Readers should note that the authors rank states using averages and medians instead of by looking at statistically significant differences. Well-established and widely used standard statistical methods involve taking a series of averages and testing for ‘significance’ between variables. Even though the averages of a measure (say, average life expectancy) in different states might be different, any statistician can tell you that one cannot justifiably conclude that one average is actually greater than another without performing a significance test.
For example, average life expectancy in state A could be slightly higher than state B, but without doing a test of statistical significance, one cannot say with confidence that that life expectancy in state A is higher generally. All three factors that the HDI index utilizes (median income, life expectancy, and graduation rates) are mere averages that the authors use to ‘rank’ the states. It appears that none of the ‘rankings’ on any of the 3 measurements was computed by testing statistical significance – but only by comparing averages. The methodology in this report is fatally flawed because the authors make no use of testing for statistical significance. Without statistical significance, all of the data used in this report (and thus conclusions drawn from them) are mere observations that demonstrate little or nothing.
Median income is not a bad variable to consider when trying to measure well-being, but several other factors should also be considered if we are to consider median income. Many fairly obvious factors that vary between states and contribute to the quality of life were omitted. For example, the authors make no reference to citizen tax burdens. Median incomes, and the well-being that results from a higher median income, can only be accurately evaluated in light of the taxes citizens pay on income, capital gains, purchases, and so forth.
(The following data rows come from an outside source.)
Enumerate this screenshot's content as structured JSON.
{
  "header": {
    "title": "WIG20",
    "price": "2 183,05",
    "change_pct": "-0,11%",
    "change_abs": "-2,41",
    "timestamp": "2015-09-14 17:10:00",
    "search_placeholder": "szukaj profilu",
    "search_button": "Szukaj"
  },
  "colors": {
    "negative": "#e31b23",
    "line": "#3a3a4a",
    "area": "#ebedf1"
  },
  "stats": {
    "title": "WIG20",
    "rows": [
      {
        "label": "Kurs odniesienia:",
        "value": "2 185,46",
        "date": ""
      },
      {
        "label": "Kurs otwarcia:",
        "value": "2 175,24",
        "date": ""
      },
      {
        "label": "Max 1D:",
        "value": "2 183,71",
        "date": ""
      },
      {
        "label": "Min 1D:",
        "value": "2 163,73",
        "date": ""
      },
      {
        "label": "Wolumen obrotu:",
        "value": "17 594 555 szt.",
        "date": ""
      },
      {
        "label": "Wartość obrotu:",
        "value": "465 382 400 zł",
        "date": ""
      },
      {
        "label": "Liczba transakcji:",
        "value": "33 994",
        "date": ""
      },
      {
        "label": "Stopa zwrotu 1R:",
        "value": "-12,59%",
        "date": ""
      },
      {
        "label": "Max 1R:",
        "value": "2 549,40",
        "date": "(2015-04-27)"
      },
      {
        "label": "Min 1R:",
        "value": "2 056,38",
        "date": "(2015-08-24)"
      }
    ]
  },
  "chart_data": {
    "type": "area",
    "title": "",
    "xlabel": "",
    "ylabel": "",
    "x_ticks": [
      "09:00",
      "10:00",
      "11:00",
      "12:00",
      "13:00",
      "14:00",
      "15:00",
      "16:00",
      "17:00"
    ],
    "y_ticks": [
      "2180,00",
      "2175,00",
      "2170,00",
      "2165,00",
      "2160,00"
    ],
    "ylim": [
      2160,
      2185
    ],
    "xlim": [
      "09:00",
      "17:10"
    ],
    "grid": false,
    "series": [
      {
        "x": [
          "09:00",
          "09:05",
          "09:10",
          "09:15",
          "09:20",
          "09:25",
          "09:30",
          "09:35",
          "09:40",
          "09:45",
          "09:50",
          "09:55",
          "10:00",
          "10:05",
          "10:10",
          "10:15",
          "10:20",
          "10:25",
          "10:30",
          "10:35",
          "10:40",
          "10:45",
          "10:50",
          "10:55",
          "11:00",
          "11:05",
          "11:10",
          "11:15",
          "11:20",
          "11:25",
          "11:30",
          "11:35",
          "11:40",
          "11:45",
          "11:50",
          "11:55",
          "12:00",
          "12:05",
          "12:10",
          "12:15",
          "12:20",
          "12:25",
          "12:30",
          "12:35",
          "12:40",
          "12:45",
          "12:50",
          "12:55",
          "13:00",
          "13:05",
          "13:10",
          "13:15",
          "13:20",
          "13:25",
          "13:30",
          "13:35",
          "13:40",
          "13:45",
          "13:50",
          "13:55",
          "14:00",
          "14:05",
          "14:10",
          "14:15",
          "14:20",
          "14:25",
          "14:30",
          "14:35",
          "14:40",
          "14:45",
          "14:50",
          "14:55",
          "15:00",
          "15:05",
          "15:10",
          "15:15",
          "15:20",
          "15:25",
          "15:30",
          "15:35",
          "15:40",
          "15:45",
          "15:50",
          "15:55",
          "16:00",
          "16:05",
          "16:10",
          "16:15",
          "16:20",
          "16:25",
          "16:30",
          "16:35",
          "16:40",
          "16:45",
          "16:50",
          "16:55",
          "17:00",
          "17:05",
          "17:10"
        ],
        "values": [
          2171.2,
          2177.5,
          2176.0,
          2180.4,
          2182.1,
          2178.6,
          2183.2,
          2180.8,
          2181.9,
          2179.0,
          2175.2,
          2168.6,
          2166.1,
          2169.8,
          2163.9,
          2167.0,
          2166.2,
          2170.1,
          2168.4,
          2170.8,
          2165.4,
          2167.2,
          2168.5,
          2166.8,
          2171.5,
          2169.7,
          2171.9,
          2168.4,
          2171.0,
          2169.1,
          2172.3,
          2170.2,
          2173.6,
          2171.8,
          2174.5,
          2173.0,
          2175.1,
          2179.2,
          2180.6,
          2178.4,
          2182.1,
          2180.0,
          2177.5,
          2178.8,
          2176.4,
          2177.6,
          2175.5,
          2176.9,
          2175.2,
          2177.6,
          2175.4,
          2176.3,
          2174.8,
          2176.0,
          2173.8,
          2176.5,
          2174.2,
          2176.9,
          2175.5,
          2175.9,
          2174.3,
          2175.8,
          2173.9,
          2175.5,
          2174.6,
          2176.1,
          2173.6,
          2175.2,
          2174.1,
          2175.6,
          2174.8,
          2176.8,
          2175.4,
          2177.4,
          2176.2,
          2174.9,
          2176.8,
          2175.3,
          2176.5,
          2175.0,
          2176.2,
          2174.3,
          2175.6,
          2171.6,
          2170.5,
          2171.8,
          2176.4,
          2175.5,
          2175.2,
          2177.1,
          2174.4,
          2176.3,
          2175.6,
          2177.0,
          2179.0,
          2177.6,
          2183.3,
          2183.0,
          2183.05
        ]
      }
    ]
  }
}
By using graduation rates to measure well-being, the HDI methodology simply assumes that the more educated live better lives. Aside from simply counting graduation rates from school, a more appropriate and accurate way to measure well-being would likely include youth unemployment rates, the average cost of post-secondary education, scholarships available, the amount of debt students with college degrees must carry, and employment opportunities for those with advanced degrees in one’s home state.
Since the HDI seeks to measure how different state environments are conducive to “improving people’s well-being and expanding their freedoms and opportunities” it is remarkable that the authors choose not to look at labor market issues, such as occupational licensing laws (that bar entrepreneurs and new workers from entering an industry). Nor did the authors consider how states protect citizens’ property rights from eminent domains and civil forfeiture laws – or fail to do so.
Using three (unrepresentative at best) yardsticks to measure human development, without any test of statistical significance, is a poor methodology; the results the methodology produces rest on a foundation of sand. For a thorough analysis of citizen freedom in the 50 states based on over 200 public policy items, instead of 3 non-statistically significant measures, someone who was interested in human flourishing could look at the Mercatus Center’s Freedom In The 50 States.